In [None]:
!pip install -U langchain
!pip install -U langchain-community
!pip install -U langchain-google-genai
!pip install -U chromadb
!pip install -U google-generativeai

In [None]:
from google.colab import userdata

# Access the Gemini API key from Colab secrets
GOOGLE_API_KEY = userdata.get('GOOGLE_API_KEY')

In [None]:
from langchain_community.document_loaders import PyPDFLoader
from langchain.text_splitter import RecursiveCharacterTextSplitter
from langchain.schema import Document
from langchain_google_genai import GoogleGenerativeAIEmbeddings
from langchain.vectorstores import Chroma
import shutil
import os

In [None]:
!pip install pypdf

In [None]:
os.environ['GOOGLE_API_KEY'] = GOOGLE_API_KEY
# Path to your PDF file
DATA_PATH = "/content/data.pdf"

# Path for Chroma database
CHROMA_PATH = "/content/chroma_db"

def main():
    generate_data_store()

def generate_data_store():
    documents = load_documents()
    chunks = split_text(documents)
    save_to_chroma(chunks)

def load_documents():
    loader = PyPDFLoader(DATA_PATH)
    documents = loader.load()
    return documents

def split_text(documents: list[Document]):
    text_splitter = RecursiveCharacterTextSplitter(
        chunk_size=300,
        chunk_overlap=100,
        length_function=len,
        add_start_index=True,
    )
    chunks = text_splitter.split_documents(documents)
    print(f"Split {len(documents)} documents into {len(chunks)} chunks.")
    document = chunks[10]
    print(document.page_content)
    print(document.metadata)
    return chunks

def save_to_chroma(chunks: list[Document]):
    # Clear out the database first.
    if os.path.exists(CHROMA_PATH):
        shutil.rmtree(CHROMA_PATH)

    # Create a new DB from the documents.
    embeddings = GoogleGenerativeAIEmbeddings(model="models/embedding-001" , google_api_key=GOOGLE_API_KEY)
    db = Chroma.from_documents(
        chunks, embeddings, persist_directory=CHROMA_PATH
    )
    db.persist()
    print(f"Saved {len(chunks)} chunks to {CHROMA_PATH}.")

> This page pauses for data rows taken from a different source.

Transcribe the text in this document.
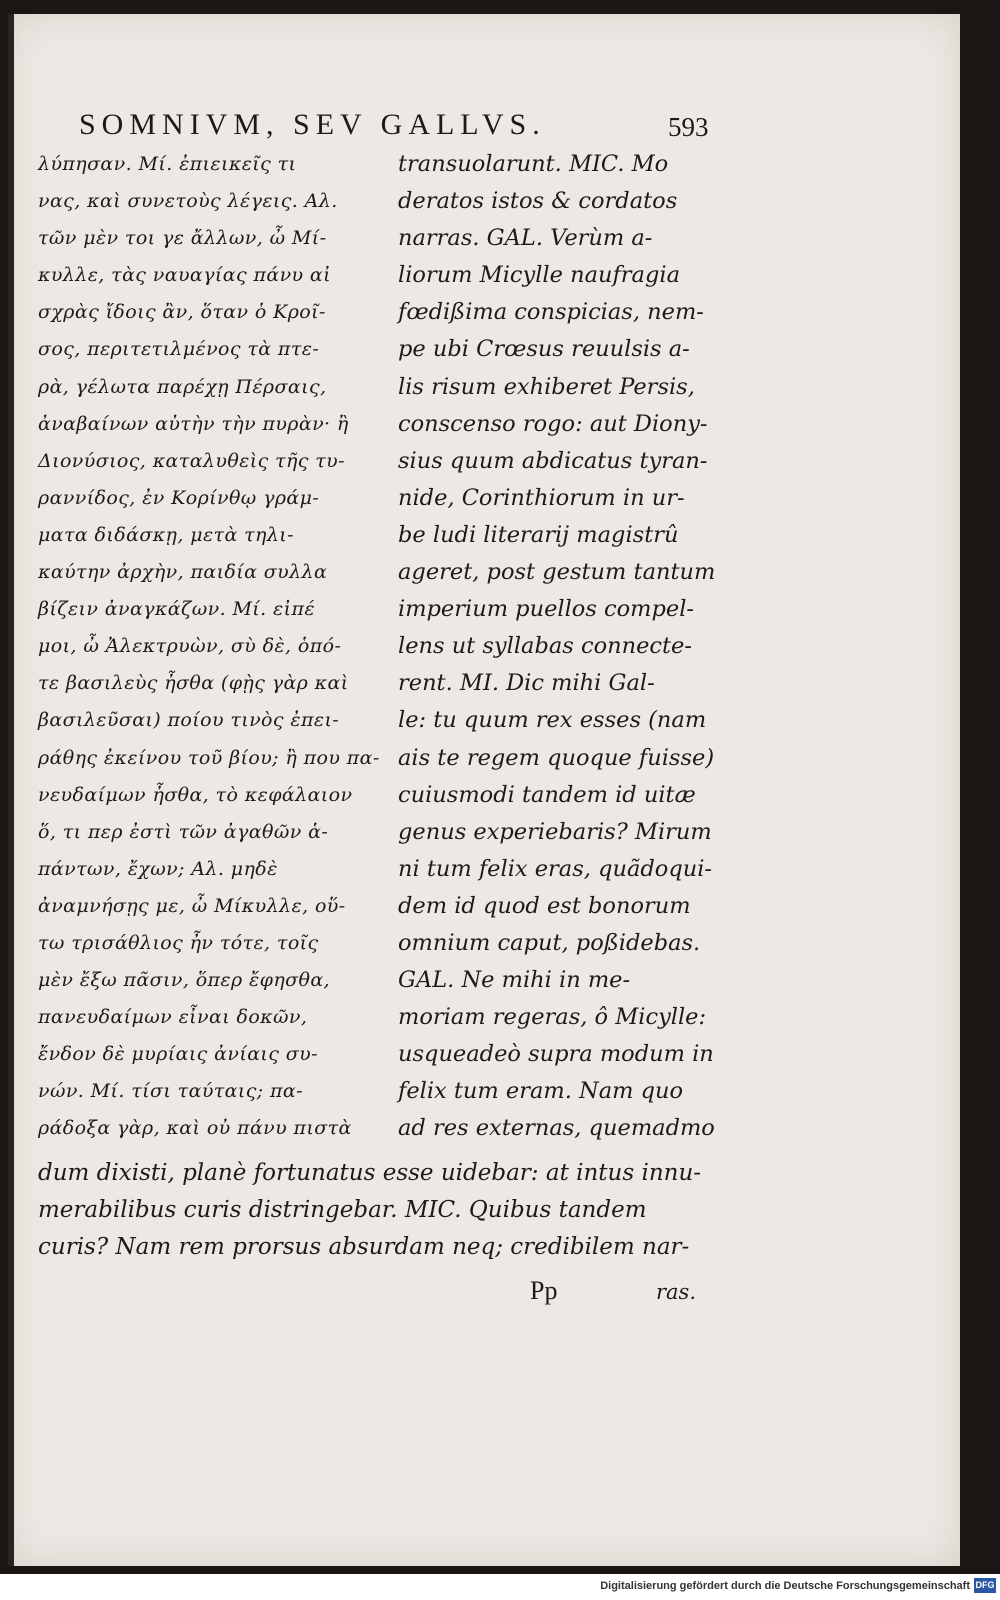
SOMNIVM, SEV GALLVS.	593
λύπησαν. Μί. ἐπιεικεῖς τι
νας, καὶ συνετοὺς λέγεις. Αλ.
τῶν μὲν τοι γε ἄλλων, ὦ Μί-
κυλλε, τὰς ναυαγίας πάνυ αἰ
σχρὰς ἴδοις ἂν, ὅταν ὁ Κροῖ-
σος, περιτετιλμένος τὰ πτε-
ρὰ, γέλωτα παρέχῃ Πέρσαις,
ἀναβαίνων αὐτὴν τὴν πυρὰν· ἢ
Διονύσιος, καταλυθεὶς τῆς τυ-
ραννίδος, ἐν Κορίνθῳ γράμ-
ματα διδάσκῃ, μετὰ τηλι-
καύτην ἀρχὴν, παιδία συλλα
βίζειν ἀναγκάζων. Μί. εἰπέ
μοι, ὦ Ἀλεκτρυὼν, σὺ δὲ, ὁπό-
τε βασιλεὺς ἦσθα (φῂς γὰρ καὶ
βασιλεῦσαι) ποίου τινὸς ἐπει-
ράθης ἐκείνου τοῦ βίου; ἢ που πα-
νευδαίμων ἦσθα, τὸ κεφάλαιον
ὅ, τι περ ἐστὶ τῶν ἀγαθῶν ἁ-
πάντων, ἔχων; Αλ. μηδὲ
ἀναμνήσῃς με, ὦ Μίκυλλε, οὕ-
τω τρισάθλιος ἦν τότε, τοῖς
μὲν ἔξω πᾶσιν, ὅπερ ἔφησθα,
πανευδαίμων εἶναι δοκῶν,
ἔνδον δὲ μυρίαις ἀνίαις συ-
νών. Μί. τίσι ταύταις; πα-
ράδοξα γὰρ, καὶ οὐ πάνυ πιστὰ
transuolarunt. MIC. Mo
deratos istos & cordatos
narras. GAL. Verùm a-
liorum Micylle naufragia
fœdißima conspicias, nem-
pe ubi Crœsus reuulsis a-
lis risum exhiberet Persis,
conscenso rogo: aut Diony-
sius quum abdicatus tyran-
nide, Corinthiorum in ur-
be ludi literarij magistrû
ageret, post gestum tantum
imperium puellos compel-
lens ut syllabas connecte-
rent. MI. Dic mihi Gal-
le: tu quum rex esses (nam
ais te regem quoque fuisse)
cuiusmodi tandem id uitæ
genus experiebaris? Mirum
ni tum felix eras, quãdoqui-
dem id quod est bonorum
omnium caput, poßidebas.
GAL. Ne mihi in me-
moriam regeras, ô Micylle:
usqueadeò supra modum in
felix tum eram. Nam quo
ad res externas, quemadmo
dum dixisti, planè fortunatus esse uidebar: at intus innu-
merabilibus curis distringebar. MIC. Quibus tandem
curis? Nam rem prorsus absurdam neq; credibilem nar-
Pp	ras.
Digitalisierung gefördert durch die Deutsche Forschungsgemeinschaft DFG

if __name__ == "__main__":
    main()

Split 222 documents into 2300 chunks.
Preamble  ...........................................................................................................................  1 
PART I .................................................................................................................... 3
{'source': '/content/data.pdf', 'page': 2, 'start_index': 258}
Saved 2300 chunks to /content/chroma_db.


  warn_deprecated(


In [None]:
# Query template

# Load the persisted database
db = Chroma(persist_directory=CHROMA_PATH, embedding_function=GoogleGenerativeAIEmbeddings(model="models/embedding-001", google_api_key=GOOGLE_API_KEY))

# Perform a similarity search
query = "Who is the supreme power?"
results = db.similarity_search(query, k=3)  # k is the number of results to return

# Print the results
for doc in results:
    print(doc.page_content)
    print(doc.metadata)
    print("---")

In [None]:
from langchain.chains import RetrievalQA
from langchain_google_genai import ChatGoogleGenerativeAI

# Load the persisted database
db = Chroma(persist_directory=CHROMA_PATH, embedding_function=GoogleGenerativeAIEmbeddings(model="models/embedding-001", google_api_key=GOOGLE_API_KEY))

# Create a retriever
retriever = db.as_retriever()

# Create a ChatGoogleGenerativeAI instance
llm = ChatGoogleGenerativeAI(model="gemini-1.5-flash",google_api_key=GOOGLE_API_KEY)

# Create a RetrievalQA chain
qa_chain = RetrievalQA.from_chain_type(llm, retriever=retriever)

# Ask a question
question = "puishment of murder?"
response = qa_chain.run(question)
print(response)

The provided text focuses on legal protections and doesn't explicitly mention the punishment for murder. It covers topics like compulsory service, retrospective punishment, double punishment, and self-incrimination.